Angus Pacala: The future of Ouster is to lead the world, be the world-leading platform for unified sensing and perception. I want Ouster to be the name that when you know that you are interacting with a robotic system that is using Ouster technology, that you immediately feel comfortable. Because we’ve established such a track record of safety that you know that this system, whether it is a car or a humanoid or a traffic light or a drone or a small delivery vehicle delivering you a package or a forklift if you are working in a manufacturing floor around forklifts or AMRs or robotic arms. I want Ouster to be the established brand that just gives you peace of mind because we’ve built the safest, most reliable systems in the world. I think there is a lot, it’s scary. A world where these systems aren’t safe or aren’t built right is a scary world. And Ouster, I want to be the company that does it all right. And I think that’ll resonate with the engineers in the audience.
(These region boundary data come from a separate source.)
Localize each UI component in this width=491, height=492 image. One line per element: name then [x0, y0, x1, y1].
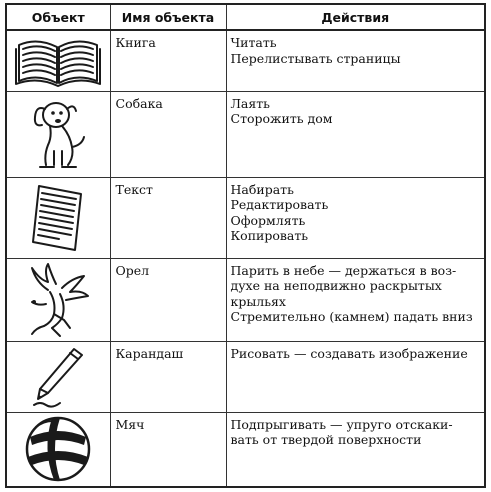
- action-line: крыльях: [230, 293, 286, 309]
- object-actions: [226, 30, 484, 91]
- header-object-name: Имя объекта: [110, 5, 226, 30]
- action-line: Редактировать: [230, 197, 329, 212]
- object-picture-cell: [7, 91, 110, 177]
- object-name: Карандаш: [110, 341, 226, 412]
- table-header-row: [7, 5, 484, 30]
- action-line: вать от твердой поверхности: [230, 432, 422, 447]
- table-row-text: [7, 177, 484, 258]
- objects-table: [7, 5, 484, 486]
- object-name: Орел: [110, 258, 226, 341]
- action-line: Перелистывать страницы: [230, 50, 401, 66]
- action-line: Читать: [230, 35, 277, 50]
- object-actions: [226, 91, 484, 177]
- ball-icon: [22, 415, 94, 483]
- header-actions: Действия: [226, 5, 484, 30]
- object-picture-cell: [7, 258, 110, 341]
- object-actions: [226, 177, 484, 258]
- object-picture-cell: [7, 30, 110, 91]
- action-line: духе на неподвижно раскрытых: [230, 278, 442, 293]
- pencil-icon: [30, 345, 86, 409]
- action-line: Набирать: [230, 181, 294, 197]
- action-line: Подпрыгивать — упруго отскаки-: [230, 416, 453, 432]
- table-row-ball: [7, 412, 484, 486]
- table-row-eagle: [7, 258, 484, 341]
- object-picture-cell: [7, 341, 110, 412]
- action-line: Оформлять: [230, 212, 306, 228]
- object-actions: [226, 412, 484, 486]
- object-name: Текст: [110, 177, 226, 258]
- object-picture-cell: [7, 412, 110, 486]
- open-book-icon: [13, 35, 103, 87]
- text-page-icon: [29, 182, 87, 254]
- object-picture-cell: [7, 177, 110, 258]
- object-name: Собака: [110, 91, 226, 177]
- action-line: Парить в небе — держаться в воз-: [230, 262, 457, 278]
- object-actions: [226, 341, 484, 412]
- action-line: Сторожить дом: [230, 111, 333, 126]
- object-name: Книга: [110, 30, 226, 91]
- table-row-book: [7, 30, 484, 91]
- objects-table-frame: [5, 3, 486, 488]
- object-name: Мяч: [110, 412, 226, 486]
- dog-icon: [28, 95, 88, 173]
- table-row-dog: [7, 91, 484, 177]
- action-line: Стремительно (камнем) падать вниз: [230, 309, 473, 324]
- eagle-icon: [26, 262, 90, 338]
- action-line: Копировать: [230, 228, 309, 243]
- header-object: Объект: [7, 5, 110, 30]
- action-line: Лаять: [230, 95, 270, 111]
- action-line: Рисовать — создавать изображение: [230, 345, 468, 361]
- object-actions: [226, 258, 484, 341]
- table-row-pencil: [7, 341, 484, 412]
Largely our strategy at Ouster is to build things that truly work, do great engineering and not cut any corners and solve the hard problems for our customers. And a lot of that now comes down to building these incredibly safe and secure systems. So, in a nutshell, great engineering is the strategy and business model of Ouster, but the vision is unified sensing and perception for all of physical AI. Some company has to do it. We want to be the company that does it and succeed because we’ve done it so well that you really can’t not use our products because it’s the safe and best way to do it.
Grayson Brulte: I will summarize this way, Ouster is building trust by doing it the right way. The future is bright, the future is autonomous, the future is Ouster. Angus, thank you so much for coming on The Road to Autonomy and sir, we are not going to let 14, 15 months go by before we have you back on again.
Angus Pacala: That is a deal. This is always fun, so happy to come back.